The fight between the companies began in the summer of 2020 when Epic, the company behind the popular video game Fortnite, asked Google to stop charging app developers a 30% fee for purchases made on its Play Store on Android devices.
When Google refused, Epic installed its own payment system in the Fortnite app on Android, charging consumers a lower price.
Google responded by removing Fortnite from its Play Store on August 13, 2020. The same day, Mr. Sweeney sued Google, accusing the tech giant of exercising monopolistic control over mobile game developers on its Play Store.
“I want everyone to understand exactly what was happening on these platforms,” Mr. Sweeney said on the witness stand Monday. “I want everyone to see and understand that Google has de facto control over the availability of apps on Android.”
In 2021, a federal judge rejected most of Epic’s arguments in a similar case against Apple. This time, a nine-person jury will decide whether Google violated antitrust laws by exploiting smaller competitors in a trial expected to end next month.
The result could have broad implications. If Epic wins, Google could be forced to allow other companies to offer competing payment systems on the Play Store.
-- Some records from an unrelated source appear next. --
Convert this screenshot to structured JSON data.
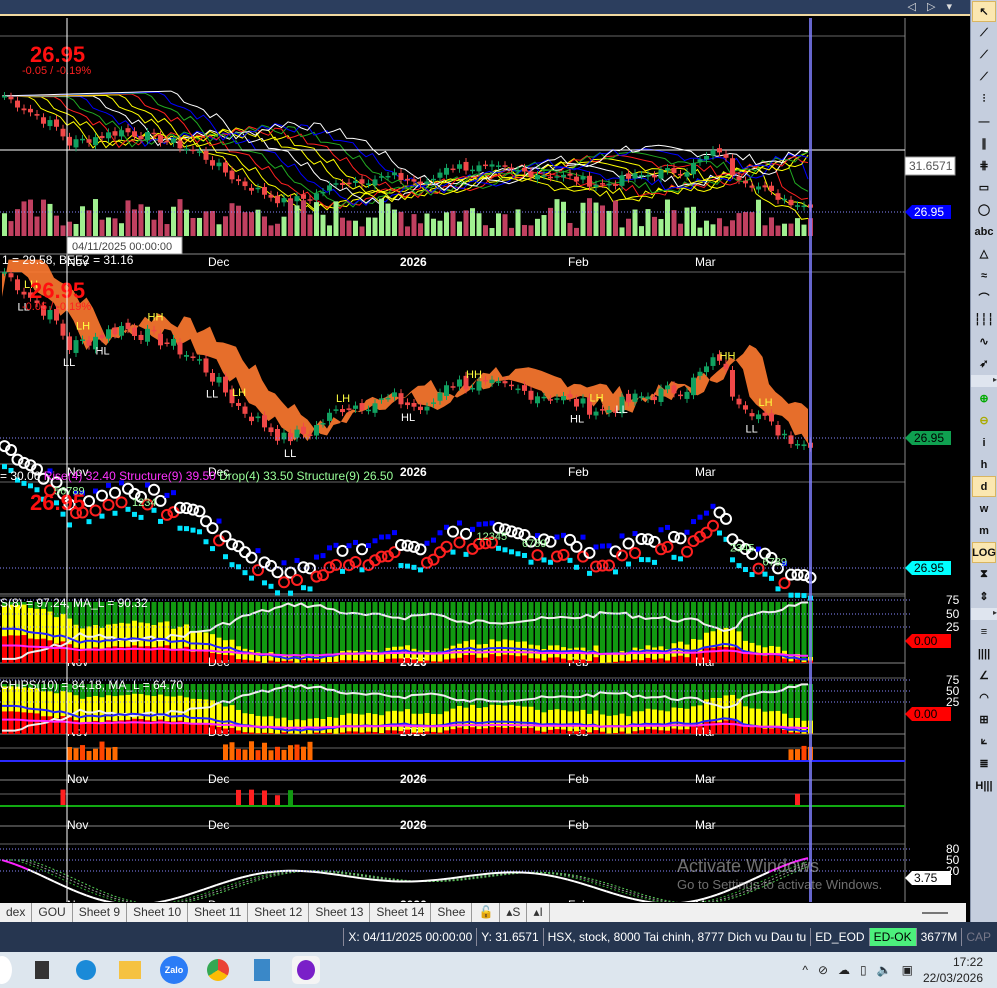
{
  "window": {
    "nav_arrows": "◁ ▷ ▾"
  },
  "price": {
    "last": "26.95",
    "change": "-0.05 / -0.19%"
  },
  "axis": {
    "months": [
      "Nov",
      "Dec",
      "2026",
      "Feb",
      "Mar"
    ],
    "cursor_date": "04/11/2025 00:00:00",
    "cursor_price": "31.6571"
  },
  "panes": {
    "p1": {
      "last_tag": "26.95",
      "tag_color": "#0000ff"
    },
    "p2": {
      "title": "1 = 29.58, BEE2 = 31.16",
      "last_tag": "26.95",
      "tag_color": "#0fa050",
      "swing_labels": [
        {
          "t": "LH",
          "i": 4
        },
        {
          "t": "LL",
          "i": 3
        },
        {
          "t": "LH",
          "i": 12
        },
        {
          "t": "LL",
          "i": 10
        },
        {
          "t": "HL",
          "i": 15
        },
        {
          "t": "HH",
          "i": 23
        },
        {
          "t": "LL",
          "i": 32
        },
        {
          "t": "LH",
          "i": 36
        },
        {
          "t": "LL",
          "i": 44
        },
        {
          "t": "LH",
          "i": 52
        },
        {
          "t": "HL",
          "i": 62
        },
        {
          "t": "HH",
          "i": 72
        },
        {
          "t": "HL",
          "i": 88
        },
        {
          "t": "LH",
          "i": 91
        },
        {
          "t": "LL",
          "i": 95
        },
        {
          "t": "HH",
          "i": 111
        },
        {
          "t": "LH",
          "i": 117
        },
        {
          "t": "LL",
          "i": 115
        }
      ]
    },
    "p3": {
      "title_parts": [
        {
          "t": "= 30.06 ",
          "c": "#ffffff"
        },
        {
          "t": "Rise(4) 32.40 Structure(9) 39.50 ",
          "c": "#ff33ff"
        },
        {
          "t": "Drop(4) 33.50 Structure(9) 26.50",
          "c": "#99ff99"
        }
      ],
      "last_tag": "26.95",
      "tag_color": "#00ffff",
      "counts": [
        "1234",
        "56789",
        "12345",
        "6789",
        "2345",
        "6789"
      ]
    },
    "p4": {
      "title": "S(8) = 97.24, MA_L = 90.32",
      "levels": [
        "75",
        "50",
        "25"
      ],
      "last_tag": "0.00"
    },
    "p5": {
      "title": "CHIPS(10) = 84.18, MA_L = 64.70",
      "levels": [
        "75",
        "50",
        "25"
      ],
      "last_tag": "0.00"
    },
    "p8": {
      "levels": [
        "80",
        "50",
        "20"
      ],
      "last_tag": "3.75"
    }
  },
  "chart_data": {
    "type": "candlestick",
    "note": "approximate daily closes by bar",
    "anchors": [
      [
        0,
        34.0
      ],
      [
        8,
        32.0
      ],
      [
        10,
        31.0
      ],
      [
        18,
        31.8
      ],
      [
        25,
        31.2
      ],
      [
        30,
        30.4
      ],
      [
        36,
        28.6
      ],
      [
        43,
        27.3
      ],
      [
        47,
        27.6
      ],
      [
        52,
        28.6
      ],
      [
        60,
        28.9
      ],
      [
        65,
        28.4
      ],
      [
        68,
        29.6
      ],
      [
        75,
        29.4
      ],
      [
        85,
        29.0
      ],
      [
        92,
        28.4
      ],
      [
        97,
        28.9
      ],
      [
        105,
        29.4
      ],
      [
        110,
        30.6
      ],
      [
        112,
        29.2
      ],
      [
        118,
        27.8
      ],
      [
        124,
        26.95
      ]
    ]
  },
  "tabs": [
    "dex",
    "GOU",
    "Sheet 9",
    "Sheet 10",
    "Sheet 11",
    "Sheet 12",
    "Sheet 13",
    "Sheet 14",
    "Shee"
  ],
  "tab_controls": [
    "🔓",
    "▴S",
    "▴I"
  ],
  "status": {
    "x": "X: 04/11/2025 00:00:00",
    "y": "Y: 31.6571",
    "symbol": "HSX, stock, 8000 Tai chinh, 8777 Dich vu Dau tu",
    "db": "ED_EOD",
    "conn": "ED-OK",
    "mem": "3677M",
    "cap": "CAP"
  },
  "toolbar": [
    "↖",
    "⟋",
    "⟋",
    "⟋",
    "⫶",
    "—",
    "∥",
    "⋕",
    "▭",
    "◯",
    "abc",
    "△",
    "≈",
    "⌒",
    "┆┆┆",
    "∿",
    "➶",
    "⊕",
    "⊖",
    "i",
    "h",
    "d",
    "w",
    "m",
    "LOG",
    "⧗",
    "⇕",
    "≡",
    "||||",
    "∠",
    "◠",
    "⊞",
    "⟀",
    "≣",
    "H|||"
  ],
  "taskbar": {
    "apps": [
      "Zalo"
    ],
    "time": "17:22",
    "date": "22/03/2026"
  },
  "watermark": {
    "line1": "Activate Windows",
    "line2": "Go to Settings to activate Windows."
  }
}
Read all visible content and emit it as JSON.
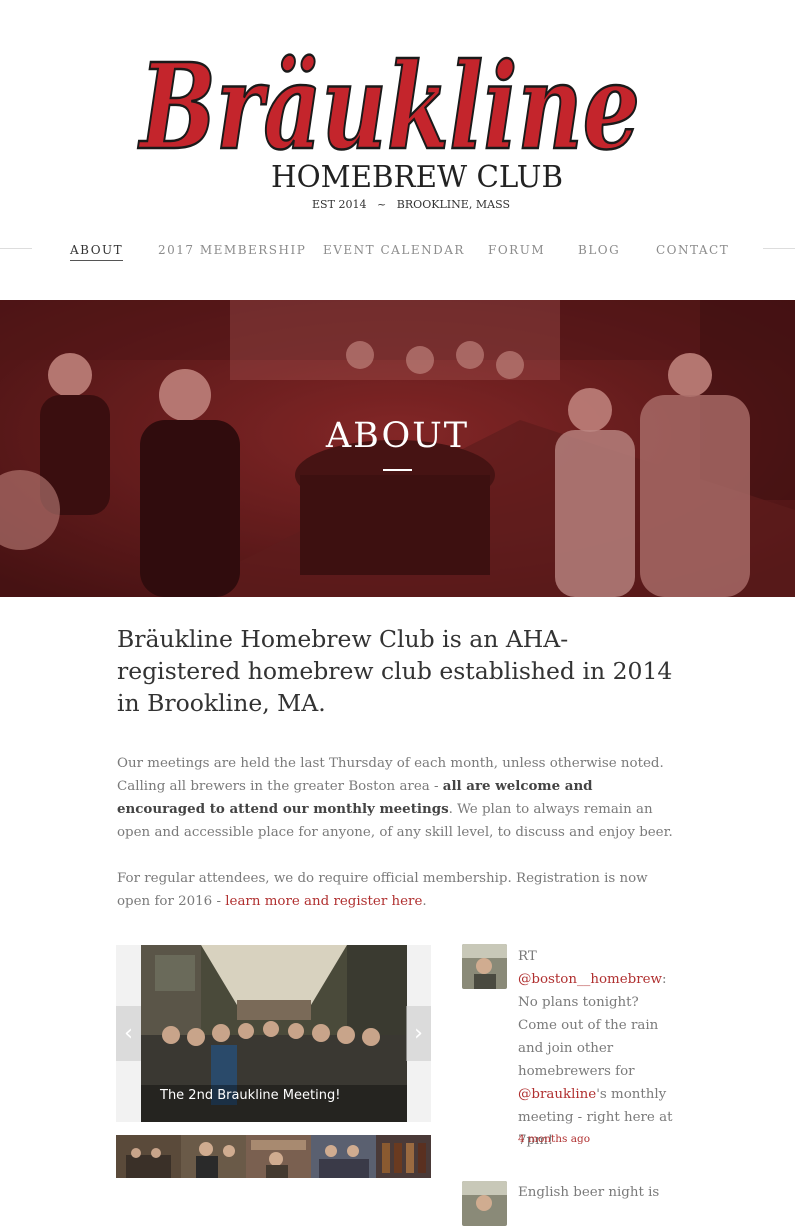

Since the trial began two weeks ago, Mr. Sweeney has sat in the front row of the courtroom almost every day. He was determined to go to trial alone: Google last month announced a settlement with the other plaintiff in the case, Match Group, a dating app company. In September, Google reached a settlement with dozens of attorneys general who sued the company on similar grounds.
In his testimony, Mr. Sweeney insisted that his goal was to distribute the games to more users, rather than seeking damages, and that Google’s fees were preventing Epic from expanding its business. Under cross-examination, Google lawyer Jonathan Kravis said Epic also paid game console companies including Nintendo, Sony and Microsoft a 30% commission and earned 12 billion dollars thanks to consoles together.
Mr. Sweeney agreed with the number, although he said earlier on Monday that Epic was currently losing money.
Mr. Kravis also pushed Mr. Sweeney in his assertion that savings on fees would be passed on to customers. For example, Epic charges the same price for in-game purchases across all platforms, including its own store, where it pays no fees.
“You put the money in your pocket, don’t you?” » asked Mr. Kravis.
Mr. Sweeney did not deny the allegation, but he said Epic saves about 3% by not using a payment processor. In later testimony, he also said that a contract with Sony prevented Epic from selling Fortnite game product for less than its price on PlayStation, and that Apple and Microsoft received nothing when Epic distributed software. such products via the companies’ personal computers.